Qu’est-ce que la démission silencieuse ?

La « démission silencieuse » ou « quiet quitting » est une nouvelle terminologie pour décrire un phénomène déjà existant. De manière préventive ou réactionnelle, cette expression est utilisée quand on établit des limites pour se prémunir de l’épuisement professionnel.

Parler de « démission silencieuse » est trompeur car les « démissionnaires » ne quittent pas leur emploi, ils réalisent ce pour quoi ils sont payés, rien de plus.
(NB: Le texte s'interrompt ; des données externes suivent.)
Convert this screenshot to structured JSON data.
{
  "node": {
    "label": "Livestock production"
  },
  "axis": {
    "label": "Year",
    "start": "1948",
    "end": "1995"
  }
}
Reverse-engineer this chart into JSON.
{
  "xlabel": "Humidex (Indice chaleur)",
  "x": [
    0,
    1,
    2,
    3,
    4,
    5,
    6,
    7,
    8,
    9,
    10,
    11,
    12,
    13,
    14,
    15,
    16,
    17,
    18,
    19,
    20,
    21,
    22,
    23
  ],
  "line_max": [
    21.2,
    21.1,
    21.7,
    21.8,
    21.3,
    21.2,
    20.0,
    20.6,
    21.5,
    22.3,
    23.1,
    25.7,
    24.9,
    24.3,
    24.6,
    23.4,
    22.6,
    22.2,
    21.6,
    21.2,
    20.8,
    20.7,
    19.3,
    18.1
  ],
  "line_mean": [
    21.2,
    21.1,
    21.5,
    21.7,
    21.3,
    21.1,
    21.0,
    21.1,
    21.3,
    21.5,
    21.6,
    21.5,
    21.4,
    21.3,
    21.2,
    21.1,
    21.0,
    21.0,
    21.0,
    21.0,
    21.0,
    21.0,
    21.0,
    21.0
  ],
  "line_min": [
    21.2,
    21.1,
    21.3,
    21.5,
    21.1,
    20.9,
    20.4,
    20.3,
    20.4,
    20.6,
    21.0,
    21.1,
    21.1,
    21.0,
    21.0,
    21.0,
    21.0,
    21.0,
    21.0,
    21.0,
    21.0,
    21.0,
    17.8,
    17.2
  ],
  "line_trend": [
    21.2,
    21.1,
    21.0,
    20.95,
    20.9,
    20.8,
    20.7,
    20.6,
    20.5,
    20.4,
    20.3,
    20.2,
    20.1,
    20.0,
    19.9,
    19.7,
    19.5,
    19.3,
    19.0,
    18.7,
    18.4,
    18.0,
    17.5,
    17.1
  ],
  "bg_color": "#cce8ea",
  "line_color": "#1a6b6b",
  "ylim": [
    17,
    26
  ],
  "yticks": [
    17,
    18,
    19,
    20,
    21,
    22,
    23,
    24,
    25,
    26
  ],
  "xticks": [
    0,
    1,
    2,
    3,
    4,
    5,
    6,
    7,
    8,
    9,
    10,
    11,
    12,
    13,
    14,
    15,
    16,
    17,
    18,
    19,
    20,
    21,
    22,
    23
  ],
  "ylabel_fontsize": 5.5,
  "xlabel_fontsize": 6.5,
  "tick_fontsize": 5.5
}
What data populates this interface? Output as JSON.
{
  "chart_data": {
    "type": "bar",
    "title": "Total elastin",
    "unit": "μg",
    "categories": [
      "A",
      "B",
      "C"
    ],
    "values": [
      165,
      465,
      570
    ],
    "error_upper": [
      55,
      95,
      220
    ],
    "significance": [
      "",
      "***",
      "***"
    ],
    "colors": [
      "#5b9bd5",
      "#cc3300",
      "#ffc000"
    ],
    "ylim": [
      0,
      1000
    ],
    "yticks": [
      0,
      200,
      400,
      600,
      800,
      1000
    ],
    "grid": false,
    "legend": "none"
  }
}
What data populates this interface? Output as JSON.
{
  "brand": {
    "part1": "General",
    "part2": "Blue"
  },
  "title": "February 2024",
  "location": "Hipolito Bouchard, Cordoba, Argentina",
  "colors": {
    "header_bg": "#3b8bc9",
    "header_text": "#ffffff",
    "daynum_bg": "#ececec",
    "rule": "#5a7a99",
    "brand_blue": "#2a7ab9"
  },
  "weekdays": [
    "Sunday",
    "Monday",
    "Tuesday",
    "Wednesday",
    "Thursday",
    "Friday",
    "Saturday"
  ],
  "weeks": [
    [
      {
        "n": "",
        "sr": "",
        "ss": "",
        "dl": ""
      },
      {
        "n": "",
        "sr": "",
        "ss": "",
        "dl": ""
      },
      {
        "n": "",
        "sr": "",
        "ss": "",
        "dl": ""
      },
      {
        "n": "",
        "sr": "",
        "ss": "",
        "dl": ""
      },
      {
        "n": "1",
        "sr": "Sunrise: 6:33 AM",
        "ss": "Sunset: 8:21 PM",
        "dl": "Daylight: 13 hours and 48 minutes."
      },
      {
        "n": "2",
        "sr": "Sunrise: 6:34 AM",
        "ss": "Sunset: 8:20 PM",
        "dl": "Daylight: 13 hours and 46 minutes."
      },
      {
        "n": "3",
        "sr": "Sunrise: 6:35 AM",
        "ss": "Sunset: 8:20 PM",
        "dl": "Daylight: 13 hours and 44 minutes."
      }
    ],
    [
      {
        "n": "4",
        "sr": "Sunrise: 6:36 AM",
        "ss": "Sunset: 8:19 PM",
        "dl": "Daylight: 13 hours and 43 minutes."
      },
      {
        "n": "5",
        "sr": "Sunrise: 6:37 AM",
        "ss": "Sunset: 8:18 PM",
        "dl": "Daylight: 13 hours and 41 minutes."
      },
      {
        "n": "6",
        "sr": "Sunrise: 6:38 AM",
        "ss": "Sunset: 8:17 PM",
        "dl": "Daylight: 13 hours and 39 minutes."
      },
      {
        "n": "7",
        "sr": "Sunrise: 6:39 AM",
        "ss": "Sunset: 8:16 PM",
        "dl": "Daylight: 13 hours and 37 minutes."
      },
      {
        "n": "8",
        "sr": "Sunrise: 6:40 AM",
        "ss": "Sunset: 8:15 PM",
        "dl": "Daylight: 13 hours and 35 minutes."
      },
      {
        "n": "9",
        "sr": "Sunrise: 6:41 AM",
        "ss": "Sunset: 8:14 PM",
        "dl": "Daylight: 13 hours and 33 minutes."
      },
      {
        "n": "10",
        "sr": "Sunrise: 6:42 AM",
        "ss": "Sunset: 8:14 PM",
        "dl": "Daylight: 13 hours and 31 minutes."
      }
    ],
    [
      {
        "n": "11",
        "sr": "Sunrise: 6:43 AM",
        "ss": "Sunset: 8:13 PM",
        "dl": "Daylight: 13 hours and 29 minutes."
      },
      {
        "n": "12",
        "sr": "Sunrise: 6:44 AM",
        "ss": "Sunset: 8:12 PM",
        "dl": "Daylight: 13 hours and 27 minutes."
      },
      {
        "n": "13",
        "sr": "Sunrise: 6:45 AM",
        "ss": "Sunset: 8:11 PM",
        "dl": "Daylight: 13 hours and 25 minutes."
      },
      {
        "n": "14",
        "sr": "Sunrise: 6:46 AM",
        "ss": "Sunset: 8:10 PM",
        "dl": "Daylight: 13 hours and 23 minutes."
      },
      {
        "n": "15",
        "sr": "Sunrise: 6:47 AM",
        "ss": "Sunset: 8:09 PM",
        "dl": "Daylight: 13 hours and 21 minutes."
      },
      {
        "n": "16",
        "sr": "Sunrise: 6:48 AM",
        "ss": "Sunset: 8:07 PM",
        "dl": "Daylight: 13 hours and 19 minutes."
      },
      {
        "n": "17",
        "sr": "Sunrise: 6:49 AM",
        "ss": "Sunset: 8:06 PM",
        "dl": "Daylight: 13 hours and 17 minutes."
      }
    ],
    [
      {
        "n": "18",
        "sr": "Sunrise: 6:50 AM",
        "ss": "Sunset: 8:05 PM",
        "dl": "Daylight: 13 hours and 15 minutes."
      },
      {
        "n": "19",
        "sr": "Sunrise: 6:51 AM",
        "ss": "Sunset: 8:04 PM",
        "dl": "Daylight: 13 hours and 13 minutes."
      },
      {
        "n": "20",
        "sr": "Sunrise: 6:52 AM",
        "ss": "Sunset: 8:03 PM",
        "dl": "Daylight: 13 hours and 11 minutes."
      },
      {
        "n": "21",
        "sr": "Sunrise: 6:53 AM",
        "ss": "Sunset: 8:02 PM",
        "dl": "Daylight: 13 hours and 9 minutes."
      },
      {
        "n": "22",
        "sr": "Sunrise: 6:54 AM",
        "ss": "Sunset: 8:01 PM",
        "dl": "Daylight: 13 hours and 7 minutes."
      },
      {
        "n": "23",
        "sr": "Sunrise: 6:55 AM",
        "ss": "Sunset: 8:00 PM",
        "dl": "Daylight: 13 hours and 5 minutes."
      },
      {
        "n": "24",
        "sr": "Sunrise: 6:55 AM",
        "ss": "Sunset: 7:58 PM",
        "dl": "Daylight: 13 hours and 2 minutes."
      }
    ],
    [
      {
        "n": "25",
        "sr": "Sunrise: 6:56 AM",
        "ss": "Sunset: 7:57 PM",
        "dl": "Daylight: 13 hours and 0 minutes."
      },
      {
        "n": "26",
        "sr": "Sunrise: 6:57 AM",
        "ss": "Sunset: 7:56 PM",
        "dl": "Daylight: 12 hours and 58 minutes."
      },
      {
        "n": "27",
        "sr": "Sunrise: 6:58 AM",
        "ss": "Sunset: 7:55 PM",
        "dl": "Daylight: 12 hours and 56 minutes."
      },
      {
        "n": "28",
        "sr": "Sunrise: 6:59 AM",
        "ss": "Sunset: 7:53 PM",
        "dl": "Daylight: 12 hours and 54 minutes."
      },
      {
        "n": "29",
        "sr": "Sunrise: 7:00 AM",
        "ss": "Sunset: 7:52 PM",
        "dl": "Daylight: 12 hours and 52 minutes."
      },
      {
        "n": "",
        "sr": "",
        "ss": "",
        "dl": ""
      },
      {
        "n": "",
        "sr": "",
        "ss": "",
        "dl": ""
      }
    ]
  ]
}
Il n’y a pas encore suffisamment de recul pour mesurer de manière fiable la réalité définie par ce phénomène, mais il s’agit d’un désengagement des collaborateurs et d’une simple application des termes d’un contrat.

démission silencieuse au travail

Le besoin de changement dans son rapport au travail s’avère être un ressenti de plus en plus présent. Il ne s’agit pas d’une démission où un employé quitterait son emploi, mais fait référence au fait de respecter ses obligations contractuelles et de ne plus se surinvestir dans son travail. Les personnes se retirent d’un surinvestissement qui porterait préjudice à leur santé et à leur équilibre vie privée / vie professionnelle.

Dans la lignée de la « Big Quit » qui a frappé les États-Unis l’année dernière, la « démission silencieuse » vient à son tour révéler quelque chose de la relation au travail et de l’engagement des collaborateurs : ne plus passer à côté de sa vie privée à cause du travail et s’épanouir professionnellement sans tout sacrifier.

Les conséquences d’un mal être au travail

La « démission silencieuse » peut être considérée comme une conséquence ou un moyen de défense contre un mal être au travail et des phénomènes comme le présentéisme, burn-out, bore-out ou brown-out.

En effet de plus en plus de collaborateurs peuvent souffrir d’addiction au travail, le workaholisme étant une addiction comportementale encore peu connue. Une personne workaholique, se réfère aux personnes dont le besoin de travailler est devenu si fort qu’il pourrait constituer un danger pour leur santé, pour leur bien être personnel et pour les relations interpersonnelles (Oates, 1968). Le caractère pathologique de cette addictionse situe là où l’individu ressent une pression interne l’obligeant à travailler.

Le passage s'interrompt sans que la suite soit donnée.